The case of Lennox illustrates just how difficult it can be to decide a dog’s breed from just looking at him. Belfast City Council argued that Lennox was a pit-bull type dog, which is banned in the United Kingdom, while the family said he was not. In fact, research, including a study conducted by scientists at Maddie’s Fund, University of Florida and Michigan State University, shows that visual identification of dog breed is unreliable at best. Shelter staff identified 55 of 120 dogs as pit bulls, but DNA analysis confirmed that only 25 of the dogs actually were pit bulls. The staff missed some dogs who turned out to be pit bulls, as well. In all, the people identified only eight percent of the pit bulls by sight.
Such research lends support to the work of grass roots activists and expert dog trainers who argue that laws should focus on dog behavior rather than breed identity and that the responsibility for dog behavior should be placed on humans.
Victoria Stilwell, of Animal Planet’s It’s Me Or The Dog, and who tried to gain release for Lennox for export from the U.K. to the United States, strongly advocates for legislation that focuses on dog behavior and the humans who are responsible for the dogs. Stilwell played a role in the drafting and adoption of such a law in the U.S. state of Georgia.

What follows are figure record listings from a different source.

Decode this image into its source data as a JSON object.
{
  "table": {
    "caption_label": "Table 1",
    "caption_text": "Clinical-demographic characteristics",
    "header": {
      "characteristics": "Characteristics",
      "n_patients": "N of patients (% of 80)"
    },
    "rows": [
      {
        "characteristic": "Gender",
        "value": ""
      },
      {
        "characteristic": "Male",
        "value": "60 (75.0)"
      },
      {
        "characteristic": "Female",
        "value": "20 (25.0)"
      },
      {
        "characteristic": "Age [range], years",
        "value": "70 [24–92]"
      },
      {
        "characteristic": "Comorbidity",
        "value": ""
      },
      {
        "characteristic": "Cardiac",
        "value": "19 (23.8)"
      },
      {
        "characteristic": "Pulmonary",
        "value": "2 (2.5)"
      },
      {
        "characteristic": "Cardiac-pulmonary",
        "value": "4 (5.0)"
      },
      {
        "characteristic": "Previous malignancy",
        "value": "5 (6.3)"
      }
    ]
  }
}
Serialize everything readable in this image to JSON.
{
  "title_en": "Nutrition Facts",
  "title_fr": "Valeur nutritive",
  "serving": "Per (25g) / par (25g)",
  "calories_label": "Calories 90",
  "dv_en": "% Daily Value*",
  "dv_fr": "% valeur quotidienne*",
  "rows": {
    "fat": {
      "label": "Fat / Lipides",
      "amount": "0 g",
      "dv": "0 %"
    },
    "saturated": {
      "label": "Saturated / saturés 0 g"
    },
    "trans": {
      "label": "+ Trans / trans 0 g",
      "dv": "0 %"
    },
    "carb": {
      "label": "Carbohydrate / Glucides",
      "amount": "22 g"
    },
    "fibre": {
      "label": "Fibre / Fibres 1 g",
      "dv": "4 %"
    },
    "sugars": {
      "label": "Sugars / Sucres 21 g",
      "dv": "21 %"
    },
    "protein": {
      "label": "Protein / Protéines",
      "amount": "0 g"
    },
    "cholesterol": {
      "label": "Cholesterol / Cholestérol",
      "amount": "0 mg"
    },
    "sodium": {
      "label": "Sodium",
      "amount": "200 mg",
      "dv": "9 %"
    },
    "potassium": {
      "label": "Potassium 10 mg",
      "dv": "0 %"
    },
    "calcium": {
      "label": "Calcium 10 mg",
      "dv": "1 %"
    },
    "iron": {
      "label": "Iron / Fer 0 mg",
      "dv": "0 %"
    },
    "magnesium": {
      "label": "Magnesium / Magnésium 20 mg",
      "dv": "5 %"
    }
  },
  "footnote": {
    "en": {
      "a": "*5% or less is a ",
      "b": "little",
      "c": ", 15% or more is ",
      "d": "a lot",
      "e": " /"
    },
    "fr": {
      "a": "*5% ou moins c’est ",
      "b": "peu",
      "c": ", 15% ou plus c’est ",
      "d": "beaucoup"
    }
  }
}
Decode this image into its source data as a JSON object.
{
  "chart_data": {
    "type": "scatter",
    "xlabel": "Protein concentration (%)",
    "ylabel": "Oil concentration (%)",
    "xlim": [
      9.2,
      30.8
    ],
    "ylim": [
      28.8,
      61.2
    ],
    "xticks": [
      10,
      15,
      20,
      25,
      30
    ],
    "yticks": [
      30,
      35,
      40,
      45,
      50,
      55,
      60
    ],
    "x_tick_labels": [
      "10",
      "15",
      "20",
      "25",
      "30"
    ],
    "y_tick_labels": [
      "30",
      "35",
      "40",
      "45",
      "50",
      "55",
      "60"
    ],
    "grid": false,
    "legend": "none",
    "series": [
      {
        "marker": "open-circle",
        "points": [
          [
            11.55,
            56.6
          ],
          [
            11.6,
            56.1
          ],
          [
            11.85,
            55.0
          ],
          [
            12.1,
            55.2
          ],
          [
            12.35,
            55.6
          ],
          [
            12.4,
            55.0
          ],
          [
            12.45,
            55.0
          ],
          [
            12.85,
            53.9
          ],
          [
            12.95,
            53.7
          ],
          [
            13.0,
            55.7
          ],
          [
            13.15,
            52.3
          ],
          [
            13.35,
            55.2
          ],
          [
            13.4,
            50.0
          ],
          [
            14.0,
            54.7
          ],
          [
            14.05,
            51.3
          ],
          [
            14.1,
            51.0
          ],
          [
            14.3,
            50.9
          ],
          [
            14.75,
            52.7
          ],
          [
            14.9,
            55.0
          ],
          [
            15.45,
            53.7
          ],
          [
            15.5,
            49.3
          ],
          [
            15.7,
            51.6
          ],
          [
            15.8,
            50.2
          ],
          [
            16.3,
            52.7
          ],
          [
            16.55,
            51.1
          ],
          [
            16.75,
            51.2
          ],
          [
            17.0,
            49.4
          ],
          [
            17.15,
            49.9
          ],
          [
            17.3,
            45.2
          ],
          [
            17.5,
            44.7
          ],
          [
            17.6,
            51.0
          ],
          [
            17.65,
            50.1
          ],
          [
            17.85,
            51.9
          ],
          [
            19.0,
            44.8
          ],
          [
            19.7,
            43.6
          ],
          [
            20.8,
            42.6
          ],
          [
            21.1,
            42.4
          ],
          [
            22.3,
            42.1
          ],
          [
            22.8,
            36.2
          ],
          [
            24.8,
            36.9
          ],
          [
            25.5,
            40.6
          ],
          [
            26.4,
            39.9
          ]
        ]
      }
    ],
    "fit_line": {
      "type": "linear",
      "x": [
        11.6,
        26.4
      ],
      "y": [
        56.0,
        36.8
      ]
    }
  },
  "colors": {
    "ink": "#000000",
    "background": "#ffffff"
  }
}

Georgia’s Responsible Dog Ownership Law
The State Bar of Georgia provides a concise summary of the “Responsible Dog Ownership Law.” The law provides for two designations based on a hearing to consider a dog’s behavior: dangerous and vicious.
Dogs can be classified as dangerous if they bite but don’t cause serious injury, aggressively attack in a way that poses threat of serious injury to a person or if they kill a pet animal while off their owner’s property. They can be classified as vicious if they cause serious injury to a person or causes serious injury to a person who is fleeing potential attack.
Owners of dogs declared dangerous must register their dog every year, lock the dog in a secure enclosure on their property, post a warning at all entrances to the property. When a dangerous dog leaves the owner’s property, the dog must be on a leash (less than six feet) and be under control of a person who is capable of preventing engagement between the dog and another animal or person. If the human fails to comply with these and a few other requirements, the dog will be confiscated. Violation of the requirements or failure to surrender the dog is a misdemeanor.
Declaration that a dog is vicious results in similar requirement, although more stringent — including a muzzle along with the leash when leaving the owner’s property — and with violation classified as “high and aggravated misdemeanor.” In addition, a human may not own more than one vicious dog and must carry at least a $50,000 liability insurance policy. A dog declared vicious may not be left unattended with a minor. Ever. Also, vicious dogs can’t be sold or given to anyone.
A second offense of a dog owner under the Responsible Dog Owner Law will be considered a felony.
A dog who is found to have seriously injured a human for a second time shall be euthanized. The law also allows a judge to find that there is no adequate way to control a dog. In such cases, the judge may order euthanasia if the owner has been convicted of a crime related to the dog or if a local government has filed a request for euthanasia of the dog.
Ownership of a dog is defined to hold parents responsible for their children’s dogs and to place responsibility on whoever is in control of the dog at the time of the attack. That means humans can no longer claim the dog who hurt someone belongs to someone else to avoid responsibility.
Other Relevant CasesOther states and cities in the U.S. South still have breed bans, but some are beginning to reconsider them. KNWA reported that West Fork, Arkansas, decided 11 July not to ban pit bulls after a long controversy. The mayor of the Southern city said the council would rewrite the law to focus on owner responsibility.
Meanwhile, another accused dog is gaining international attention. Shadow, an Alaskan Malamute, has been found responsible for biting a woman in British Columbia, Canada. Shadow’s supporters argue that she didn’t bite the woman. Instead, they contend, the woman’s own dog bit her after she kicked Shadow in the head. Supporters have started a Facebook page and more than 9,000 people have signed a petition to advocate that Shadow be exonerated.
As in the case of Lennox, advocates have raised serious questions about the conditions of Shadow’s confinement, which has lasted 15 months so far. The events in Kelowna, B.C. have been covered by Global News.